• Umberto Lenzi, Meurtre par intérim, Un posto ideale per uccidere, 1971

     Umberto Lenzi, Meurtre par intérim, Un posto ideale per uccidere, 1971

    Umberto Lenzi, n’aimait pas ce film. Il trouvait que l’idée de départ était bonne, mais qu’il avait été massacré au montage et par les exigences des producteurs. Mais ces déclarations de metteurs en scène il faut s’en méfier toujours, un réalisateur peut détester un de ses films parce que le tournage s’est mal passé, qu’un acteur ou un producteur a posé des problèmes, ou encore qu’il a été un échec commercial.

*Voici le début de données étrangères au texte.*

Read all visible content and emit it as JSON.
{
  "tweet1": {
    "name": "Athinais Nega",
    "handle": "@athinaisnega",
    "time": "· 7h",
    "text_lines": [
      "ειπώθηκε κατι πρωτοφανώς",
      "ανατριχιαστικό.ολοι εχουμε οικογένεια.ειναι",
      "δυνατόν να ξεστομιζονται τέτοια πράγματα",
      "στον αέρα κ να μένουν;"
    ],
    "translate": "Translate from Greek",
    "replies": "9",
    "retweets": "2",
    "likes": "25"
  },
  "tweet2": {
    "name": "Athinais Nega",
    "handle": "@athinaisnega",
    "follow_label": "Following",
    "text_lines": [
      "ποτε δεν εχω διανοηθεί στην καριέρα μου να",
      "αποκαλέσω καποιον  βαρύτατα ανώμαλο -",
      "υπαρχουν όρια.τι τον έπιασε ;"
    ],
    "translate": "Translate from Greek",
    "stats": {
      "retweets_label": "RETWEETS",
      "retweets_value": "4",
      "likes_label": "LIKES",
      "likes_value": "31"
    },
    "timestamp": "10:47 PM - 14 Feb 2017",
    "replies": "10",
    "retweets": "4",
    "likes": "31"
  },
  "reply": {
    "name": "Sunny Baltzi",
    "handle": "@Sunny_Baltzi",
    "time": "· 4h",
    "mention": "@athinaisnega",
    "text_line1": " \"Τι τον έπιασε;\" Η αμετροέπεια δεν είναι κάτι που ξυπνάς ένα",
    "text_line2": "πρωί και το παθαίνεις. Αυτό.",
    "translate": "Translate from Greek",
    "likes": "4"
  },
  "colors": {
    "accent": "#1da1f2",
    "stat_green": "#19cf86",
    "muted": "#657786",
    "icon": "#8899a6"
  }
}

J’ai toujours en tête l’exemple de Melville qui détestait Quand tu liras cette lettre qui est selon moi un bon film[1], très intéressant, ou même L’ainé des Ferchaux qu’aujourd’hui on réhabilite à juste titre contre la critique de l’époque de sa sortie[2]. Umberto Lenzi. C’était un cinéaste très prolifique, il réalisera près de soixante-dix films, dans pratiquement tous les genres du cinéma populaire italien, du western spaghetti au film de guerre en passant par le giallo et le poliziottesco. Lenzi préférait ses films de guerre, peut-être parce que c’étaient ceux qui avaient le mieux marché Selon moi qui n’apprécie que très peu le film de guerre, à cause des messages idéologiques qu’il porte généralement, c’est dans ces derniers segments du film noir à l’italienne qu’il sera le meilleur et le plus inventif. Il débuta dans la réalisation en 1958 et tourna son dernier long métrage en 1992. Mais à partir des années quatre-vingts, ses films eurent bien moins de succès, la plupart restent un peu inconnus en France, la cause en était un effondrement de la billetterie en salles consécutivement au développement des chaines privées de télévision, et sans doute aussi un manque de créativité des producteurs et des réalisateurs qui répétaient toujours les mêmes recettes. Ces manques n’étaient plus compensés par les recettes à l’exportation. C’est donc dans les années soixante-dix que Lenzi sera le plus créatif et qu’il aura aussi le plus de succès sur le marché international, bien qu’en France les films noirs à l’italienne - poliziotteschi et giallo - n’aient guère trouvé de défenseurs du côté de la critique qui préférait le cinéma d’auteur italien, comme Ettore Scola, Federico Fellini ou même les derniers opus d’Antonioni

    Umberto Lenzi, Meurtre par intérim, Un posto ideale per uccidere, 1971 

    La police arrête Ingrid et Steve pour trafic de photos pornos 

    C’est seulement dans les années 2000 qu’en France on a commencé à réhabiliter le cinéma de genre à l’italienne. Les années quatre-vingt virent le cinéma italien s’effondrer sur lui-même. La multiplication des chaines de télévision privées qui passaient des films en quantité industrielle, la vétusté du parc des salles, expliquent cet effondrement, et cette désaffection du public a eu forcément des conséquences sur les réalisations. Les budgets devinrent plus serrés, l’envie était moins là. Déjà à la fin des années soixante-dix, des metteurs en scène aussi prestigieux que Mario Bava commençaient à avoir des difficultés à trouver des financement. Mais au moment où Lenzi tourne Un posto ideale per uccidere, nous sommes en plein boom pour ce qui concerne le giallo et le poliziottesco. C’est un giallo. Le nom de giallo vient du fait que les romans policiers dans le genre Agatha Christie, étaient publiés sous une couverture jaune. Mais dans le genre giallo au cinéma, si l’énigme est toujours à résoudre – qui a tué ? – on peut le diviser en deux sous-genres, l’un qui serait plus classique, avec comme thème la jalousie ou la cupidité, l’autre plus horrifique, avec des dérives vers le fantastique. Celui-ci reste relativement classique, bien que comme beaucoup de films du même genre, il fasse quelques incursions légèrement érotiques. 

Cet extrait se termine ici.